I am using a image processing library in java to manipulate images.The first step I do is I read an image and create a java.awt.Image.BufferedImage object. I do it in this way,
BufferedImage sourceImage = ImageIO.read( new File( filePath ) );
The above code creates a BufferedImage ojbect with a DirectColorModel: rmask=ff0000 gmask=ff00 bmask=ff amask=0. This is what happens when I run the above code on my macbook.
But when I run this same code on a linux machine (hosted server), this creates a BufferedImage object with ColorModel: #pixelBits = 24 numComponents = 3 color space = java.awt.color.ICC_ColorSpace@c39a20 transparency = 1 has alpha = false isAlphaPre = false.
And I use the same jpg image in both the cases.
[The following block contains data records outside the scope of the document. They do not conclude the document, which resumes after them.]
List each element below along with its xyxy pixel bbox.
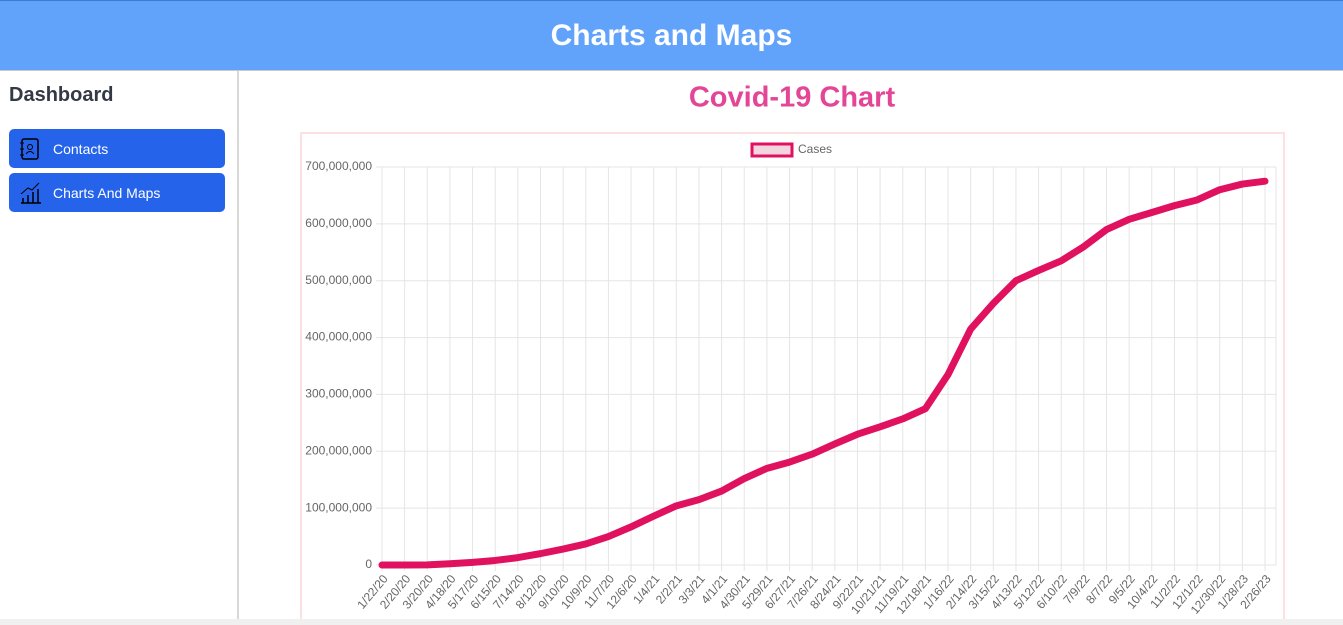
scrollbar [0,619,1343,625]
chart-frame [300,132,1285,625]
legend-label: Cases [798,142,832,156]
x-tick-label: 1/22/20 [354,572,391,612]
x-tick-label: 8/24/21 [807,572,844,612]
nav-label: Contacts [53,141,109,157]
x-tick-label: 9/22/21 [830,572,867,612]
x-tick-label: 12/1/22 [1169,572,1206,612]
y-tick-label: 300,000,000 [305,387,372,401]
data-line [378,177,1269,569]
nav-label: Charts And Maps [53,185,161,201]
y-tick-label: 600,000,000 [305,216,372,230]
x-tick-label: 8/12/20 [513,572,550,612]
x-tick-label: 3/15/22 [966,572,1003,612]
x-tick-label: 5/29/21 [739,572,776,612]
x-tick-label: 10/21/21 [848,572,889,617]
x-tick-label: 12/30/22 [1188,572,1229,617]
y-tick-label: 700,000,000 [305,159,372,173]
x-tick-label: 6/10/22 [1033,572,1070,612]
x-tick-label: 12/18/21 [893,572,934,617]
contacts-icon [20,138,39,160]
y-tick-label: 100,000,000 [305,500,372,514]
x-tick-label: 10/4/22 [1124,572,1161,612]
x-tick-label: 12/6/20 [603,572,640,612]
x-tick-label: 7/9/22 [1060,572,1092,607]
x-tick-label: 11/2/22 [1147,572,1183,611]
x-tick-label: 2/14/22 [943,572,980,612]
x-tick-label: 7/14/20 [490,572,527,612]
x-tick-label: 5/17/20 [445,572,482,612]
sidebar-title: Dashboard [9,84,114,106]
x-tick-label: 4/30/21 [717,572,754,612]
chart-title: Covid-19 Chart [689,82,896,114]
x-tick-label: 1/16/22 [920,572,957,612]
x-tick-label: 9/10/20 [535,572,572,612]
nav-contacts[interactable]: Contacts [9,129,225,168]
x-tick-label: 11/19/21 [871,572,911,616]
x-tick-label: 6/27/21 [762,572,799,612]
x-tick-label: 9/5/22 [1106,572,1138,607]
x-tick-label: 2/20/20 [377,572,414,612]
x-tick-label: 3/20/20 [400,572,437,612]
y-tick-label: 0 [365,557,372,571]
x-tick-label: 1/4/21 [630,572,662,607]
y-tick-label: 200,000,000 [305,443,372,457]
x-tick-label: 7/26/21 [784,572,821,612]
x-tick-label: 11/7/20 [581,572,617,611]
nav-charts[interactable]: Charts And Maps [9,173,225,212]
x-tick-label: 4/1/21 [698,572,730,607]
charts-icon [20,182,41,204]
x-tick-label: 10/9/20 [558,572,595,612]
y-tick-label: 400,000,000 [305,330,372,344]
header: Charts and Maps [0,0,1343,71]
x-tick-label: 5/12/22 [1011,572,1048,612]
x-tick-label: 3/3/21 [676,572,708,607]
x-tick-label: 1/28/23 [1215,572,1252,612]
x-tick-label: 2/2/21 [653,572,685,607]
legend-swatch [750,142,794,158]
x-tick-label: 8/7/22 [1083,572,1115,607]
x-tick-label: 2/26/23 [1237,572,1274,612]
sidebar: Dashboard Contacts Charts And Maps [0,71,239,625]
x-tick-label: 4/13/22 [988,572,1025,612]
x-tick-label: 6/15/20 [467,572,504,612]
x-tick-label: 4/18/20 [422,572,459,612]
y-tick-label: 500,000,000 [305,273,372,287]
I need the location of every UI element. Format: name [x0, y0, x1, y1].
I don't know why the color model on the same image is different when run on mac and linux. The colormodel for mac has 4 components and the colormodel for linux has 3 components.There is a problem arising because of this, the image processing library that I use always assumes that there are always 4 components in the colormodel of the image passed, and it throws array out of bounds exception when run on linux box. But on macbook, it runs fine.
I am not sure if I am doing something wrong or there is a problem with the library. Please let me know your thoughts. Also ask me any questions if I am not making sense!